The Beauty of Day's Final Tee Time
As I write this, my wife is driving out to Central Massachusetts to play a round of golf with some coworkers and clients. It’s the newest, latest version of a sales call these days. With offices closed, zoom and golf have become ways to connect and stay relevant during a pandemic.
For my wife golf has typically played the part of stealing me away for hours at a time; she’s received text messages from me complaining about the slow play while I stand on the fifth hole and add an hour to my ETA. However, the last couple weeks, in preparation for her round of golf with seven men at a very nice course, we have done a little bit of practice and playing so she feels comfortable and not “in the way” as she makes her way around the course. Obviously, a couple clubs and a bag were purchased, too. Because what is a golf experiment without a few new club in the bag?
Last Saturday, Tiff and I snuck out onto a practice green behind my mom’s house. She lives on a 9-hole golf course, so we grabbed a bag of golf balls went and chipped and pitched. The quiet, low stress practice was fun. No one watching combined with real grass is the perfect chemistry for golfers new or old. The following Monday we drove out to a driving range, I figured it would be quiet, it was, after all, a Monday. I was wrong. The place was packed with people. Every single bay was taken and we had to wait in a line to get a spot to hit balls. Bad swings and slices as far as the eye can see. At $11 for a large bucket, the math is staggering when a range has 200 people all flailing away at the same time. Tiff did great, learning a bit about the swing, learning to not concern herself too much with her surroundings or bad shots. I often tell her everyone sucks at golf, and this trip to the range helped solidify that fact.
Chipping-green-golf and driving-range-golf are very different beasts from golf-course-golf. Tiff needed some reps on a golf course. The process of getting to a course, putting on your shoes, dropping your bag somewhere, and just knowing the rhythm of things can make a big difference to a newbie. Nothing like standing on a first tee box, either.

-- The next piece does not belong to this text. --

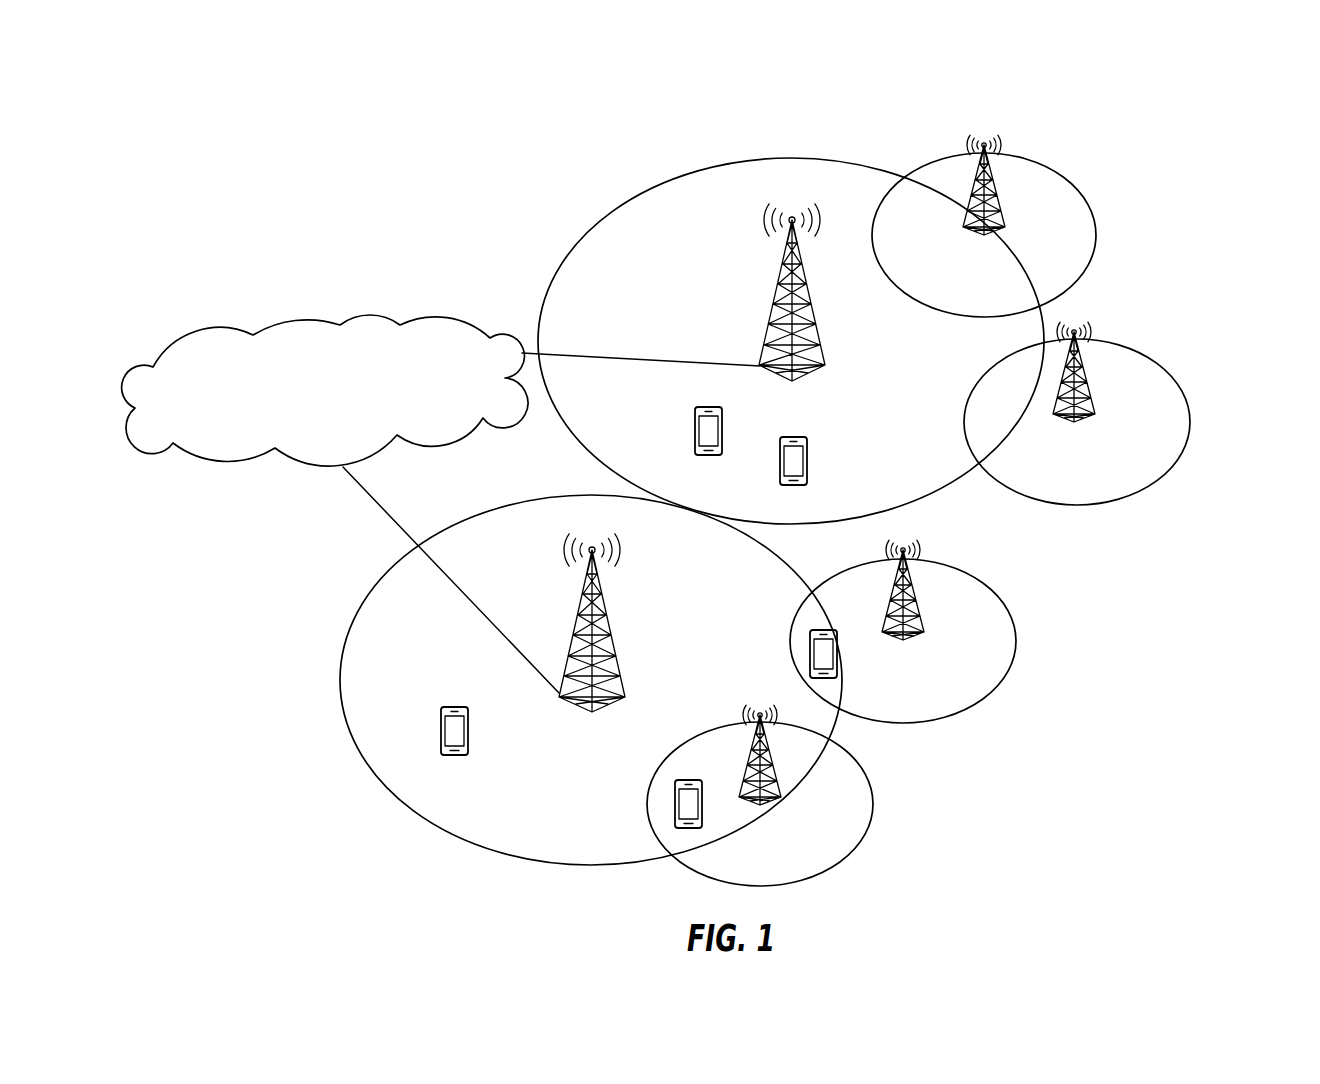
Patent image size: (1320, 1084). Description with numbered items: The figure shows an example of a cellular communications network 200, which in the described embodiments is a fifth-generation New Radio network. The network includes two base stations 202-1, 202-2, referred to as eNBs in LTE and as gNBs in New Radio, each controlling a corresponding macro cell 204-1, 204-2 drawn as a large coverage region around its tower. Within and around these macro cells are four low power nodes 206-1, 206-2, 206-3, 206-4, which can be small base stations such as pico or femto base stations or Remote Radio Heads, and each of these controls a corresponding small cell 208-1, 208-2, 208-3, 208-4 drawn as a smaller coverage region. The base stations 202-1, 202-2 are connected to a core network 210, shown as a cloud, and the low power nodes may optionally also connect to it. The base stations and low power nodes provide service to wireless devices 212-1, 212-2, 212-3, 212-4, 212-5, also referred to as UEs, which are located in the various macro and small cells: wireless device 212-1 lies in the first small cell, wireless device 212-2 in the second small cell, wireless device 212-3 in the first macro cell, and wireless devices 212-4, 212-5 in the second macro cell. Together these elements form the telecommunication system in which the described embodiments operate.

Last Friday, I made a 5:45pm tee time at a small 9-hole course called Unicorn in Stoneham, MA. It’s 8 miles from our house, a 15 minute drive. It’s a dumpy little course, but it was delightful and turned into the best version of practice for anyone trying to learn how to play golf. It’s also how I’d like to practice more often. We only managed to play seven holes total; we played some holes multiple times because we caught up with a two foursomes by the fourth hole. We had about 90 minutes of sunlight, and we squeezed every ounce of it, wandering back from the fourth green in the darkness to the parking lot.
Many experts say that practice across all sports should be random. Standing on a driving range and hitting the same shot over and over again without any real feedback isn’t going to do the trick. On a golf course, the lies aren’t flat, the ground isn’t astroturf, and the stakes are higher. It also allows for some creativity, drop ball down at a distance that you struggle with and hit that shot. Or drop a ball 140 yards away and hit a 6-iron when a 9-iron is the usual club.
It was the same with Tiff, she could swing away, try again, and have a bit of fun (she even had a couple legit par and bogey putts over the course of our two visits to Unicorn.). She found herself stuck in a bunker, wailing away to try to get it out. The experience of hitting four or five shots in a bunker as the balls slams against the lip and rolls back to your feet cannot be duplicated on a driving rang. You also cannot duplicate the sensation of finally lifting the ball from the bunker only to learn it skidded across the green and into a bunker on the other side. If you can’t handle that, don’t keep playing. If you can smile and keep going, like Tiff, then you’ll be alright.
It would be insincere to encourage people to lock up the last tee time at some local muni and use it to practice without talking about price. Yes, it’s more expensive to play 9-holes than to visit a driving range 25 bucks vs. the $11 bucket of balls). However, if you’re looking for a way to get better or introduce someone to the game, spending a bit more money for real grass, a bit of exercise, and some accountability will steepen the learning curve and help a newbie understand the little things about getting around a golf course. As the “teacher” in this scenario with Tiff, I enjoyed playing alongside my wife rather than standing around at a driving range and watching her hit balls and trying to explain some swing technique Hitting a good shot on the driving is like sugar-free cake compared to the sugary taste of a great shot on a golf course.
With daylight savings looming, the window to get out and play before the sun sets is shrinking, but 9-holes at twilight will be a staple of my practice routine in the spring and I’m looking forward to wandering around with Tiff and watching her improve, too.